1 to 3 years: 15 milligrams per day
4 to 8 years: 25 milligrams per day
9 to 13 years: 45 milligrams per day
14 to 18 years: 75 milligrams per day
19+ years: 90 milligrams per day

Females

1 to 3 years: 15 milligrams per day
4 to 8 years: 25 milligrams per day
9 to 13 years: 45 milligrams per day
14 to 18 years: 65 milligrams per day
19+ years: 75 milligrams per day

Vitamin C is found naturally in fruits and vegetables, especially citrus fruits, strawberries, peppers, tomatoes, broccoli and potatoes. Deficiency can lead to dry hair, gingivitis, slow wound healing, a weakened immune system, anemia and nosebleeds. Scurvy can occur after a long-standing vitamin C deficiency.

Vitamin C supplements have been recommended for relief of colds and flu, and as an alternative treatment for some forms of cancer. However, research hasn't provided sufficient evidence for these recommendations.

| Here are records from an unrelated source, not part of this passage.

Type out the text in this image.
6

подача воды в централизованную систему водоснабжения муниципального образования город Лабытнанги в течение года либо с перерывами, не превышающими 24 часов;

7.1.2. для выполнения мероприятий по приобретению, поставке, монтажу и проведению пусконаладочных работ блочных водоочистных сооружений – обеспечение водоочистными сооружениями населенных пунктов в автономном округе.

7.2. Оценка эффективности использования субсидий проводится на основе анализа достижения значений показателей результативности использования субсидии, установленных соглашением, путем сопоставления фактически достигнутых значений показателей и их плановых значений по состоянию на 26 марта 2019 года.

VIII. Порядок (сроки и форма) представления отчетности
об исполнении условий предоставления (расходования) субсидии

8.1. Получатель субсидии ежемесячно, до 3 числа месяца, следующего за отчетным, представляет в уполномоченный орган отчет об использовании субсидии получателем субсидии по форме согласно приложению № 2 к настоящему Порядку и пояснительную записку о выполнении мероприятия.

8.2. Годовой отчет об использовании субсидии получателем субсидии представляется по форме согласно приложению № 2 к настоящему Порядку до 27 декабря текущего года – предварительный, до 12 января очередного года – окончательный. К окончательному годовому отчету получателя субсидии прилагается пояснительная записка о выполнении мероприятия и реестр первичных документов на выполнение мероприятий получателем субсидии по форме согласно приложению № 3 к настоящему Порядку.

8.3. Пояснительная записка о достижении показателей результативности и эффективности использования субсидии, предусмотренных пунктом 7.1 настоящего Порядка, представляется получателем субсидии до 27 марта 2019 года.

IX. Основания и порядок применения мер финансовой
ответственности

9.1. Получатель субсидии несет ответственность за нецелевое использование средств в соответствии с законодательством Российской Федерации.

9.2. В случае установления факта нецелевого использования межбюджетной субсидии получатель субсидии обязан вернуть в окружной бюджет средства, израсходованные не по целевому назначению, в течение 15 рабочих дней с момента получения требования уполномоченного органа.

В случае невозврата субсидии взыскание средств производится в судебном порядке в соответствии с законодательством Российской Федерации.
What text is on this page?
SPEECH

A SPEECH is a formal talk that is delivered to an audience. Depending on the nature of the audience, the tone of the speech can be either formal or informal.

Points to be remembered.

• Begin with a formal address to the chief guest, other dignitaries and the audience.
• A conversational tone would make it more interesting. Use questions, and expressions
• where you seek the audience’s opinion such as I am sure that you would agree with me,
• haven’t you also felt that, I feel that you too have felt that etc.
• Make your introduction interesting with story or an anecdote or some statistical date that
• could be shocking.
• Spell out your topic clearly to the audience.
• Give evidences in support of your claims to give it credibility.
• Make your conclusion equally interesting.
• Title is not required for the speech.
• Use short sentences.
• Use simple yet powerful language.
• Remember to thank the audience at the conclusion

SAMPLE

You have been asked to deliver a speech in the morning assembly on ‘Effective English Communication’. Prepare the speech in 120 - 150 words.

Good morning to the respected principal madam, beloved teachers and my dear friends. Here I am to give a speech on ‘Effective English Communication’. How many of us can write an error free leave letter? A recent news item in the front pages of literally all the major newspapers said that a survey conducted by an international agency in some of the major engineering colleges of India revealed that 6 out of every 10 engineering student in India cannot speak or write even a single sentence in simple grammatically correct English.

Taking large amounts of supplemental vitamin C may result in diarrhea or loose stools. The Institute of Medicine established 1,800 to 2,000 milligrams per day as the upper tolerable intake level.

Sources:

"Vitamin C." Accessed March 17, 2009. http://www.nlm.nih.gov/medlineplus/ency/article/0024204.htm

Otten JJ, Hellwig JP, Meyers LD. "Dietary Reference Intakes: The Essential Guide to Nutrient Requirements." Institutes of Medicine, 2006.